|Home | About | Journals | Submit | Contact Us | Français|
Affordable early screening in subjects with high risk of lung cancer has great potential to improve survival from this deadly disease. We measured gene expression from lung tissue and peripheral whole blood (PWB) from adenocarcinoma cases and controls to identify dysregulated lung cancer genes that could be tested in blood to improve identification of at-risk patients in the future. Genome-wide mRNA expression analysis was conducted in 153 subjects (73 adenocarcinoma cases, 80 controls) from the Environment And Genetics in Lung cancer Etiology (EAGLE) study using PWB and paired snap-frozen tumor and non-involved lung tissue samples. Analyses were conducted using unpaired t-tests, linear mixed effects and ANOVA models. The area under the receiver operating characteristic curve (AUC) was computed to assess the predictive accuracy of the identified biomarkers. We identified 50 dysregulated genes in stage I adenocarcinoma versus control PWB samples (False Discovery Rate ≤0.1, fold change ≥1.5 or ≤0.66). Among them, eight (TGFBR3, RUNX3, TRGC2, TRGV9, TARP, ACP1, VCAN, and TSTA3) differentiated paired tumor versus non-involved lung tissue samples in stage I cases, suggesting a similar pattern of lung cancer-related changes in PWB and lung tissue. These results were confirmed in two independent gene expression analyses in a blood-based case-control study (n=212) and a tumor-non tumor paired tissue study (n=54). The eight genes discriminated patients with lung cancer from healthy controls with high accuracy (AUC=0.81, 95% CI=0.74–0.87). Our finding suggests the use of gene expression from PWB for the identification of early detection markers of lung cancer in the future.

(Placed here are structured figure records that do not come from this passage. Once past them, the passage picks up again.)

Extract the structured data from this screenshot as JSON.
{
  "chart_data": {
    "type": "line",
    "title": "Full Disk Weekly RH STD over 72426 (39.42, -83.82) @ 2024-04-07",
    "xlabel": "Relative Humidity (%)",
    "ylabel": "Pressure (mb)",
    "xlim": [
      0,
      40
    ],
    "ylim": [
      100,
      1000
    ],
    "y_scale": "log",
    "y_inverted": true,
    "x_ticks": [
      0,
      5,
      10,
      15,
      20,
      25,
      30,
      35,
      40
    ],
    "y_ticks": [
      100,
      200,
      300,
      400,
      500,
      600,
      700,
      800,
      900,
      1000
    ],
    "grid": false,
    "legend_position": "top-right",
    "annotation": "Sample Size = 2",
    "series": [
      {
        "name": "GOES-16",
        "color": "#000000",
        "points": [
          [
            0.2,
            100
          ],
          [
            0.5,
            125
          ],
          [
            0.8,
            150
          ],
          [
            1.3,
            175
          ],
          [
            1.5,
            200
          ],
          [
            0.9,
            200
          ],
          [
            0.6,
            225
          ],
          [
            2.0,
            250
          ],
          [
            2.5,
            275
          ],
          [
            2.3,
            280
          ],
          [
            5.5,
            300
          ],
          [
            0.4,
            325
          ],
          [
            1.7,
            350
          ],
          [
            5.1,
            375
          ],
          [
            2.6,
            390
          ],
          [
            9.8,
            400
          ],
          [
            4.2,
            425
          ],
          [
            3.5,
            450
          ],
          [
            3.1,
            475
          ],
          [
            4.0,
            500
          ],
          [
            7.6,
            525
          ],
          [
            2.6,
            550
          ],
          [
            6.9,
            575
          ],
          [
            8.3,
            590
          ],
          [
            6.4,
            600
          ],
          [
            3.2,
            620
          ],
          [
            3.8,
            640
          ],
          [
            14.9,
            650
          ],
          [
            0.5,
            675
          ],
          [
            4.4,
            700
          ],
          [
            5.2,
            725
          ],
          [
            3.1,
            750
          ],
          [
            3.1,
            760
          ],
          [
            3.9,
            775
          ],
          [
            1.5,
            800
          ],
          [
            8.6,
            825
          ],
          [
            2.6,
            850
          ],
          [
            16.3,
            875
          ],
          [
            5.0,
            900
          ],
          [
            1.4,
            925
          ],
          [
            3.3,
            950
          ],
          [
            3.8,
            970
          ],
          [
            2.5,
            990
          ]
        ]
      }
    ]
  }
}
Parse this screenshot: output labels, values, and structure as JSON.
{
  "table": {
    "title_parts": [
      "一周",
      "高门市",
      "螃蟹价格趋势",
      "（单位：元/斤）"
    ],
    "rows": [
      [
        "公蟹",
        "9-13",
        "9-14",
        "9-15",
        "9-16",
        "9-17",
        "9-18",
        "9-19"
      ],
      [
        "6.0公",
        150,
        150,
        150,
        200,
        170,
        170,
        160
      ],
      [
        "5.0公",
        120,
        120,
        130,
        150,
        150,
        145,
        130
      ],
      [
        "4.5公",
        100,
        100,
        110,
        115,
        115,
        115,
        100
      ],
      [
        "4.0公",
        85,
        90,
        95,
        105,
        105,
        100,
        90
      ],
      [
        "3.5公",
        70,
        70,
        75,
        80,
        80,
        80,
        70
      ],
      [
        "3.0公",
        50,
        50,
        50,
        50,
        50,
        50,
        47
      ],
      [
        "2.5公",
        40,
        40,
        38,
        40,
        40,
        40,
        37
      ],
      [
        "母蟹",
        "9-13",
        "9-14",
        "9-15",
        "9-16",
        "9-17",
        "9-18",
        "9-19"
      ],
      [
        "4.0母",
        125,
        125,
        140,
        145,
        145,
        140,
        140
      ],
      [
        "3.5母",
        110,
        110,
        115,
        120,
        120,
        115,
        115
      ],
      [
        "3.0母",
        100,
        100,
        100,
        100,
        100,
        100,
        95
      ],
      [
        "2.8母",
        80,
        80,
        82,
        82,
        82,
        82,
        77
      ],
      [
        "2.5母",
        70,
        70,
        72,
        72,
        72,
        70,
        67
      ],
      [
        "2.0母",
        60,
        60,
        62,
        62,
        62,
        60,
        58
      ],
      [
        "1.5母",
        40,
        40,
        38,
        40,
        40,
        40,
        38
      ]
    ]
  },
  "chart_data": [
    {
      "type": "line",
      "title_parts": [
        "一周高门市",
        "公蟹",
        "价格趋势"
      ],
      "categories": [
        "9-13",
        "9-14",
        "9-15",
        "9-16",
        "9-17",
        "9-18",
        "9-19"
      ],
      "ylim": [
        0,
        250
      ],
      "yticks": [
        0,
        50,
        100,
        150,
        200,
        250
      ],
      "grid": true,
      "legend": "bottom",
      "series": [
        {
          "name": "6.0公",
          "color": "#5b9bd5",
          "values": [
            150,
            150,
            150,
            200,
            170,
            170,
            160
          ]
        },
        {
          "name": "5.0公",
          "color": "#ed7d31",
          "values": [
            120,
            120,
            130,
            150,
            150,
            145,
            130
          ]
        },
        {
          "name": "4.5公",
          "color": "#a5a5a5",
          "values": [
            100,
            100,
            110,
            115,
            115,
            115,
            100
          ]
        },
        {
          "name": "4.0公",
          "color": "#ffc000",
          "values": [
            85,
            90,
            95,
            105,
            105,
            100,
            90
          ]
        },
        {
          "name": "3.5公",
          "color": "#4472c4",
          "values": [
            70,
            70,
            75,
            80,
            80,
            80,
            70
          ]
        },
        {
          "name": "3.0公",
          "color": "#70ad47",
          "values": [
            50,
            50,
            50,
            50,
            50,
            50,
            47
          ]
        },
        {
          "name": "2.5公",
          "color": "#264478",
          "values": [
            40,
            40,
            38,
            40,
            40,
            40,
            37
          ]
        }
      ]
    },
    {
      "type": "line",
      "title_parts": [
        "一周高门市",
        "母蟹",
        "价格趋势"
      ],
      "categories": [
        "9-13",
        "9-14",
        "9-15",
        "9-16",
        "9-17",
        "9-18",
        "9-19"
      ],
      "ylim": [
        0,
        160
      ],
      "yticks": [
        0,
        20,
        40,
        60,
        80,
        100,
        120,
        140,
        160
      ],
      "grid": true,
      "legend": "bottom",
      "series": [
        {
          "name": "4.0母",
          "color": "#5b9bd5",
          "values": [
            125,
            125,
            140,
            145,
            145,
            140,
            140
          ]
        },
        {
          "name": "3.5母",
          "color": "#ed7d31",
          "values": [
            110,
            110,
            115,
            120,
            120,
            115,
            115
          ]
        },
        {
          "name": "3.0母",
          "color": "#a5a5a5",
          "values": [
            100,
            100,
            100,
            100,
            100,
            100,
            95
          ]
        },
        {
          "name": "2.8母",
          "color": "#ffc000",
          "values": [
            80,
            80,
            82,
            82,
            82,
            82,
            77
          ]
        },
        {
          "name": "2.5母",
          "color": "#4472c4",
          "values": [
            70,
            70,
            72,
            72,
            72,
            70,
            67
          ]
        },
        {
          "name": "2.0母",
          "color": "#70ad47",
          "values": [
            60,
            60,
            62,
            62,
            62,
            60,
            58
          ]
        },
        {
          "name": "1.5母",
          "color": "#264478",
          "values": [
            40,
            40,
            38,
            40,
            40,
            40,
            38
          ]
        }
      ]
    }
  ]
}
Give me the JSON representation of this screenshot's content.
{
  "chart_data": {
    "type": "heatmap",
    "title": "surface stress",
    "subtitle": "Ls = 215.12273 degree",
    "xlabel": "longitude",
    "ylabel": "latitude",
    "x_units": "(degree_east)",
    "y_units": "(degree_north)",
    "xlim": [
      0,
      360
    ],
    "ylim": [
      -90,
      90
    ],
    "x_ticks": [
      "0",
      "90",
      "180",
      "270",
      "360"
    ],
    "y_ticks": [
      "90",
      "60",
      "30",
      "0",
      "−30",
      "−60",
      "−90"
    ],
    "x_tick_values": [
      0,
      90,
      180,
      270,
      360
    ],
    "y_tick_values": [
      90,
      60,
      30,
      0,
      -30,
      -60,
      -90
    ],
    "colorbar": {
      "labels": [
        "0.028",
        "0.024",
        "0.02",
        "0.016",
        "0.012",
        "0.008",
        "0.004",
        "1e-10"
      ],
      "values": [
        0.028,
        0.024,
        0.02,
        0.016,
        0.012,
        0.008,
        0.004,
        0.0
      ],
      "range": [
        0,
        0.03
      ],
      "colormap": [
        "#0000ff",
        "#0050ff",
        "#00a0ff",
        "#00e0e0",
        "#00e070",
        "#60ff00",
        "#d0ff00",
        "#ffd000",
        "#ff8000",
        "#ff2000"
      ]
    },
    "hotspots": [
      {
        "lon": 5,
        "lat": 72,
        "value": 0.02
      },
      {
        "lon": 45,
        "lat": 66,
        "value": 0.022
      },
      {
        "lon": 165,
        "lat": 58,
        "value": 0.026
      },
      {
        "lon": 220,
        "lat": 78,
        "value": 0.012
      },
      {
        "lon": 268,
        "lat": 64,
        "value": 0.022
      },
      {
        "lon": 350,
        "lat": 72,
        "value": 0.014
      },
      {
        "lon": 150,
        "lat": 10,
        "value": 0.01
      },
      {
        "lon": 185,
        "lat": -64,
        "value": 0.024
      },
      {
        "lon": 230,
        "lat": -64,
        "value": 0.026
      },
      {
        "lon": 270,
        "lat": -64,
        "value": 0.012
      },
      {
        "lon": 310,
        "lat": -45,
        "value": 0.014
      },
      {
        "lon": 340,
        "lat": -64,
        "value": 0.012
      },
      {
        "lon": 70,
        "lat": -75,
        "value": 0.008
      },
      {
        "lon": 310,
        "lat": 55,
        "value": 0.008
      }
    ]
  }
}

Lung cancer causes more deaths than any other cancer in both men and women, with over 160,000 deaths annually in the United States and one million worldwide (1). Unfortunately, the average 5-year survival rate has remained relatively stable at 15% over many decades, due to minimal improvements in early detection and treatment. Non-invasive assays for detection of lung cancer at a curable stage could offer the best therapeutic option for these patients. Although promising, imaging techniques such as low-dose helical computed tomography are expensive and potentially associated to increased risk due to ionizing radiation exposure. Blood-based biomarker assays are a potentially important alternative non-invasive method to screen for lung cancer. Technological advances in methods of blood collection and RNA stabilization have only recently increased our ability to detect transcript levels in gene expression studies of human blood samples. Recent studies of gene expression from blood cells have successfully identified gene signatures for diverse exposures (e.g., tobacco smoking (2) or benzene (3)), and health conditions, including autoimmune disorders (4–6), inflammatory diseases (7), and cancer (8–11). In our study, we first compared gene expression changes in blood between adenocarcinoma cases and non-cancer controls to select the genes whose expression mostly differentiated cases from controls. We then compared this signature in paired adenocarcinoma vs. non-involved lung tissue samples to identify the subset of genes differentiating both cases/controls (blood samples) and tumor/non-tumor (tissue samples). These expression changes could be specifically due to early development of cancer. Finally, we validated the overlapping gene expression signature in additional blood-based and tissue-based independent studies. If confirmed in prospective studies, gene expression changes from blood tests can provide a useful tool for the early detection of cancer in at-risk individuals.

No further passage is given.